Description
The Société des Gens de Lettres (Society of Men of Letters), of which Émile Zola was then president, approached Rodin in July 1891 to create a monument to Balzac (1799-1850), one of its first presidents. Full of enthusiasm, Rodin immediately set to work and, in January 1892, presented three projects, from which a standing Balzac was chosen, dressed in the monk’s robe the writer customarily wore while working. The sculptor gradually eliminated physical details, retaining only the essential elements intended to express the novelist’s creative power: the bull neck, the lion’s mane, the large, ironic and sensual mouth, and above all, the eyes — those fiery eyes that had so captivated Balzac’s contemporaries. The art dealer Gustave Danthon had the opportunity to produce bronze casts of an unpublished plaster model of Balzac, known as ‘Type C’, which Rodin had given to Dr. Joseph Charles Mardrus. Casts were made as the full-length figure, a bust, and a mask. A copy of the agreement between Dr. Mardrus and Gustave Danthon, dated February 15, 1918, relating to the casting of this figure, is preserved in the Rodin Museum archives.A reduced version of the figure, as well as various versions of the bust cut off at different levels, were produced in 1918 at the initiative of Gustave Danthon after the artist’s death. The museum repurchased most of these plaster models, along with their reproduction rights, in 1927 and again in 1933.

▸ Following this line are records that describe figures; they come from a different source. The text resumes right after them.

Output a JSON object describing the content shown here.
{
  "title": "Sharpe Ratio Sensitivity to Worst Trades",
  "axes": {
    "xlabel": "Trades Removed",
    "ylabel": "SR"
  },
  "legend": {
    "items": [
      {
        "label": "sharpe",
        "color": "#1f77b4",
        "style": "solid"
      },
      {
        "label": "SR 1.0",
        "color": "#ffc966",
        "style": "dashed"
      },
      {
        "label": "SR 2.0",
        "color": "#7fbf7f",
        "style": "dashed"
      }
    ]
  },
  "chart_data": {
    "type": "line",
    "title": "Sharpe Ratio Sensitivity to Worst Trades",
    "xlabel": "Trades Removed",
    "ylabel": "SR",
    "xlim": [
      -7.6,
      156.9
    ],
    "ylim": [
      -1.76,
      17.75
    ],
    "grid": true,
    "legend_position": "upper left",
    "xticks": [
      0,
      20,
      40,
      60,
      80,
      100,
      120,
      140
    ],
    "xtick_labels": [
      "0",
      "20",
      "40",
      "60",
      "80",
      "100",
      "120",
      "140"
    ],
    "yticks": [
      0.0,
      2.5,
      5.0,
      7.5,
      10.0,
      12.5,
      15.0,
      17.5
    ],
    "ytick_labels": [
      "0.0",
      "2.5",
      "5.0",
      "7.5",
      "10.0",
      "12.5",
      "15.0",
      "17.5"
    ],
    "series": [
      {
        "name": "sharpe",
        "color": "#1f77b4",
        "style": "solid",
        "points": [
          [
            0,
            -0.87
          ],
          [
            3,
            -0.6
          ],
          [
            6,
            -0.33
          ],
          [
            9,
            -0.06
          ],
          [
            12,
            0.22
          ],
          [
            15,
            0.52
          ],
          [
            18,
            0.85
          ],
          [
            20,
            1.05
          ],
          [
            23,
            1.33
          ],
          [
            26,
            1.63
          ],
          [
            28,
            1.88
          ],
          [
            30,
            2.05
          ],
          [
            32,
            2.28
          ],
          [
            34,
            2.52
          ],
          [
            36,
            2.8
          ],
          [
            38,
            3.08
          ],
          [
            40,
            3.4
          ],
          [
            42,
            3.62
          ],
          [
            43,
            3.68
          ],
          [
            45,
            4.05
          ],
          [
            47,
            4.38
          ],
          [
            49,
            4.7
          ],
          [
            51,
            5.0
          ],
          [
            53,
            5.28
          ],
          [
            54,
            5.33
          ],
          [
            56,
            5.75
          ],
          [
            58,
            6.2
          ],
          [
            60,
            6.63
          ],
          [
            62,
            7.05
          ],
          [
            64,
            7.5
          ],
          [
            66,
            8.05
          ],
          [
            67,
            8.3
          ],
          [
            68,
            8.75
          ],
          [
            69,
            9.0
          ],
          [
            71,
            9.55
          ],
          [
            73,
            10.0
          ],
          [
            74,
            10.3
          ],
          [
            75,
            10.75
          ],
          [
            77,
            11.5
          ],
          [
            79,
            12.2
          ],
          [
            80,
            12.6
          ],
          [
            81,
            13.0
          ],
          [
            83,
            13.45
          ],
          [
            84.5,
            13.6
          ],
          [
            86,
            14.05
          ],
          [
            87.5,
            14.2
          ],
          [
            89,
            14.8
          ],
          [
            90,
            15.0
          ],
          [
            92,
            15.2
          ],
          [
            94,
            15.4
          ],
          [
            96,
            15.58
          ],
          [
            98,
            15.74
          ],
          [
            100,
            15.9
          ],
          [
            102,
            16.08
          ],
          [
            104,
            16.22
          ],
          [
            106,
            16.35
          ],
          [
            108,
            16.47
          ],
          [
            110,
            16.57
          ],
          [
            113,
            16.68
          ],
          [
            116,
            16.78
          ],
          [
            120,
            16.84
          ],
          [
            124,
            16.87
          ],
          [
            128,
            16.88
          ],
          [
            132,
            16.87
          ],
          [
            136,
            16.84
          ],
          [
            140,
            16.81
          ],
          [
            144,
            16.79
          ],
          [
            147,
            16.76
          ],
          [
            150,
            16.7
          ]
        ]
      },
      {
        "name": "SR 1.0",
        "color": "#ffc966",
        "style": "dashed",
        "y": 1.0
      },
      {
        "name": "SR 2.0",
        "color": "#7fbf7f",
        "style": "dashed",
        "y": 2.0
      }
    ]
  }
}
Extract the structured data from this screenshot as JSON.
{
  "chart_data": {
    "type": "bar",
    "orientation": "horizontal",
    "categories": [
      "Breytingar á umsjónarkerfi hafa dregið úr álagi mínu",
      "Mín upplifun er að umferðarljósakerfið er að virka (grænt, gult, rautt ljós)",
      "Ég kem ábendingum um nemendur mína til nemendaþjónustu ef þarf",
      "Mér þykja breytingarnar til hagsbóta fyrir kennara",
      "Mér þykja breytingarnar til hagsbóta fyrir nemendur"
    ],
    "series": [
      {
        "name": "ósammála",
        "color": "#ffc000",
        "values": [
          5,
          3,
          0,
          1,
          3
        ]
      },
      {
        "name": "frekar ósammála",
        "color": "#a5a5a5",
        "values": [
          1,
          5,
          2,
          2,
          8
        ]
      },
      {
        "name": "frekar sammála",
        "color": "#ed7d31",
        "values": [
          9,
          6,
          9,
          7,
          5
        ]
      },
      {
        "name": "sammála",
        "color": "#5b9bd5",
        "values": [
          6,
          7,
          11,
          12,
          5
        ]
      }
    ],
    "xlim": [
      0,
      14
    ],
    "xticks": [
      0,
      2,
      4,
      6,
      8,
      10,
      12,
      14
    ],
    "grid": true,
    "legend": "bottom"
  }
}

According to current knowledge, it is estimated that Gustave Danthon commissioned at least three bronze casts of this version of the bust, known as the first version, a small model of which is ours.Even though the work remained misunderstood in Rodin’s time, his Balzac is nonetheless one of his masterpieces. “My Balzac,” he said, “through his pose and his gaze, evokes the environment in which he walks, lives, and thinks. He is inseparable from his surroundings. He is like real living beings.”